I was solving a probability question which is as follow :
A man speaks truth 4 out of 5 times. He throws a die and reports a six. What is the probability that the outcome is actually six ?
The solution involves conditional probability and bayes theorem to solve this. Here it is :
P( actually a six given he reports six) $$= \frac{(\frac{1}{6}.\frac{4}{5})}{ (\frac{1}{6}.\frac{4}{5} + \frac{5}{6}.\frac{1}{5})}$$
However, here's my solution :
The probability that it is actually a six will depend upon whether the man speaks truth or false. Hence , the probability that it is actually six is $\frac{4}{5}$. It shall be independent of whether the experiment involves a die or otherwise , because what he reports and what it is actually , shall solely depends what the man spoke.
Can you give an intuitive explanation that why my solution is wrong ? I don't understand that how a die can change the probability.
P.S.: This question had been already asked with a minor change in data before. However, the answers given were confusing and contradictory. Thanks !

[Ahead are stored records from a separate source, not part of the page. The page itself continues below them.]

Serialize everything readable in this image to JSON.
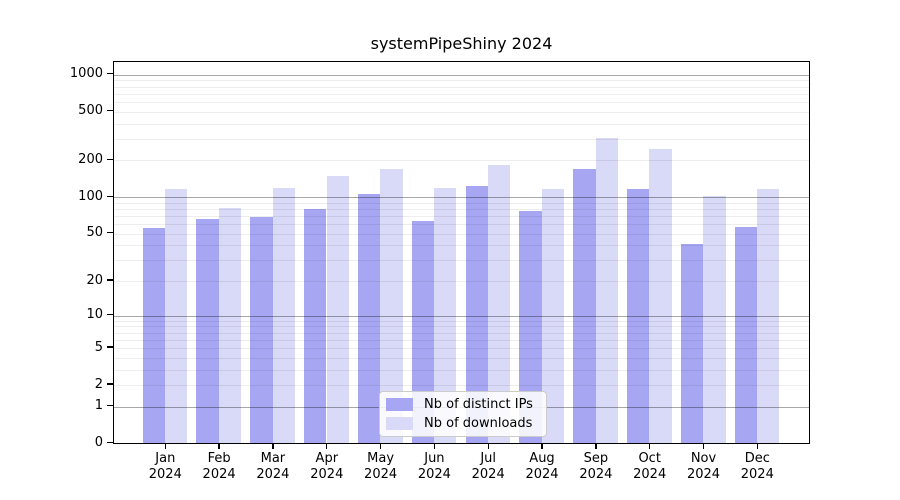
{
  "chart_data": {
    "type": "bar",
    "title": "systemPipeShiny 2024",
    "categories": [
      "Jan 2024",
      "Feb 2024",
      "Mar 2024",
      "Apr 2024",
      "May 2024",
      "Jun 2024",
      "Jul 2024",
      "Aug 2024",
      "Sep 2024",
      "Oct 2024",
      "Nov 2024",
      "Dec 2024"
    ],
    "series": [
      {
        "name": "Nb of distinct IPs",
        "color": "#a6a6f2",
        "values": [
          54,
          64,
          67,
          78,
          103,
          62,
          120,
          75,
          165,
          113,
          40,
          55
        ]
      },
      {
        "name": "Nb of downloads",
        "color": "#d9d9f8",
        "values": [
          114,
          80,
          117,
          145,
          165,
          117,
          180,
          115,
          300,
          243,
          99,
          114
        ]
      }
    ],
    "xlabel": "",
    "ylabel": "",
    "y_axis": {
      "scale": "log1p",
      "tick_labels": [
        "1000",
        "500",
        "200",
        "100",
        "50",
        "20",
        "10",
        "5",
        "2",
        "1",
        "0"
      ],
      "tick_values": [
        1000,
        500,
        200,
        100,
        50,
        20,
        10,
        5,
        2,
        1,
        0
      ],
      "major_gridlines": [
        1000,
        100,
        10,
        1
      ],
      "ylim": [
        0,
        1270
      ]
    },
    "legend": {
      "position": "lower center",
      "entries": [
        "Nb of distinct IPs",
        "Nb of downloads"
      ]
    },
    "grid": true
  }
}
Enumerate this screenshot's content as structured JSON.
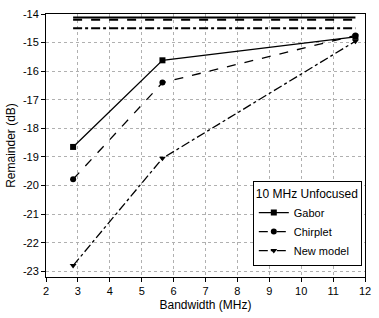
{
  "chart_data": {
    "type": "line",
    "x_label": "Bandwidth (MHz)",
    "y_label": "Remainder (dB)",
    "legend_title": "10 MHz Unfocused",
    "xlim": [
      2,
      12
    ],
    "xticks": [
      2,
      3,
      4,
      5,
      6,
      7,
      8,
      9,
      10,
      11,
      12
    ],
    "ylim": [
      -23.2,
      -14
    ],
    "yticks": [
      -23,
      -22,
      -21,
      -20,
      -19,
      -18,
      -17,
      -16,
      -15,
      -14
    ],
    "grid": true,
    "legend": "lower right",
    "series": [
      {
        "name": "Gabor",
        "color": "#000000",
        "marker": "square",
        "line_style": "solid",
        "x": [
          2.85,
          5.65,
          11.7
        ],
        "values": [
          -18.65,
          -15.62,
          -14.8
        ]
      },
      {
        "name": "Chirplet",
        "color": "#000000",
        "marker": "circle",
        "line_style": "dash",
        "x": [
          2.85,
          5.65,
          11.7
        ],
        "values": [
          -19.78,
          -16.4,
          -14.75
        ]
      },
      {
        "name": "New model",
        "color": "#000000",
        "marker": "triangle-down",
        "line_style": "dashdot",
        "x": [
          2.85,
          5.65,
          11.7
        ],
        "values": [
          -22.8,
          -19.05,
          -14.95
        ]
      },
      {
        "color": "#000000",
        "line_style": "solid",
        "x": [
          2.85,
          11.7
        ],
        "values": [
          -14.12,
          -14.12
        ]
      },
      {
        "color": "#000000",
        "line_style": "dash",
        "x": [
          2.85,
          11.7
        ],
        "values": [
          -14.2,
          -14.2
        ]
      },
      {
        "color": "#000000",
        "line_style": "dashdot",
        "x": [
          2.85,
          11.7
        ],
        "values": [
          -14.5,
          -14.5
        ]
      }
    ]
  }
}
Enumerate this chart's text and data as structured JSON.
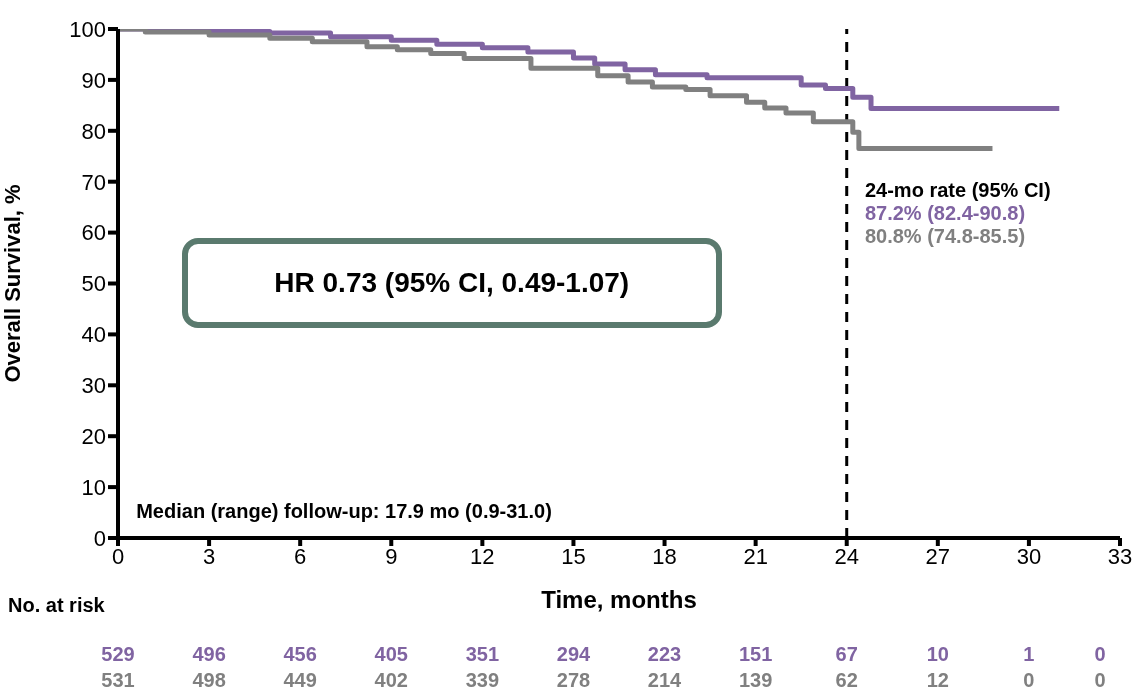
{
  "chart_data": {
    "type": "step",
    "xlabel": "Time, months",
    "ylabel": "Overall Survival, %",
    "xlim": [
      0,
      33
    ],
    "xticks": [
      0,
      3,
      6,
      9,
      12,
      15,
      18,
      21,
      24,
      27,
      30,
      33
    ],
    "ylim": [
      0,
      100
    ],
    "yticks": [
      0,
      10,
      20,
      30,
      40,
      50,
      60,
      70,
      80,
      90,
      100
    ],
    "line_style": "solid",
    "series": [
      {
        "color": "#8064a2",
        "x": [
          0,
          1,
          3,
          5,
          7,
          9,
          10.5,
          12,
          13.5,
          15,
          15.7,
          16.7,
          17.7,
          19.4,
          22.5,
          23.3,
          24.2,
          24.8,
          31.0
        ],
        "values": [
          100,
          99.8,
          99.5,
          99.2,
          98.5,
          97.8,
          97,
          96.3,
          95.5,
          94.3,
          93.1,
          92.0,
          91.0,
          90.4,
          89,
          88.3,
          86.6,
          84.4,
          84.4
        ]
      },
      {
        "color": "#808080",
        "x": [
          0,
          0.9,
          3,
          5,
          6.4,
          8.2,
          9.2,
          10.3,
          11.4,
          13.6,
          15.8,
          16.8,
          17.6,
          18.7,
          19.5,
          20.7,
          21.3,
          22,
          22.9,
          24.2,
          24.4,
          28.8
        ],
        "values": [
          100,
          99.4,
          98.8,
          98.2,
          97.5,
          96.5,
          95.9,
          95.2,
          94.2,
          92.3,
          90.8,
          89.6,
          88.6,
          88.1,
          86.9,
          85.6,
          84.5,
          83.5,
          81.8,
          79.7,
          76.5,
          76.5
        ]
      }
    ],
    "ref_lines": [
      {
        "axis": "x",
        "value": 24,
        "label": null,
        "color": "#000000",
        "line_style": "dashed"
      }
    ],
    "annotations": [
      "HR 0.73 (95% CI, 0.49-1.07)",
      "Median (range) follow-up: 17.9 mo (0.9-31.0)",
      "24-mo rate (95% CI)",
      "87.2% (82.4-90.8)",
      "80.8% (74.8-85.5)",
      "No. at risk",
      "529 496 456 405 351 294 223 151 67 10 1 0",
      "531 498 449 402 339 278 214 139 62 12 0 0"
    ]
  }
}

The solution given is wrong. It assumes that if the die comes up $1$ to $5$ and the man lies, he will always report $6$. The statement of the question gives no reason to believe that this is the case.
It might be more reasonable to suppose that when the man lies, he chooses any outcome $1$ to $6$ other than the correct one, with equal probabilities. Then the conditional probability calculation would be $$ \frac{\dfrac{1}{6} \cdot \dfrac{4}{5}}{\dfrac{1}{6} \cdot \dfrac{4}{5} + \dfrac{5}{6} \cdot \dfrac{1}{5} \cdot \dfrac{1}{5}} = \dfrac{4}{5} $$ in agreement with your solution, that this is just the probability that the man is lying.
However, as far as we know, the man could lie by saying $2023$ or $\pi$ or anything else. The question is just not well stated.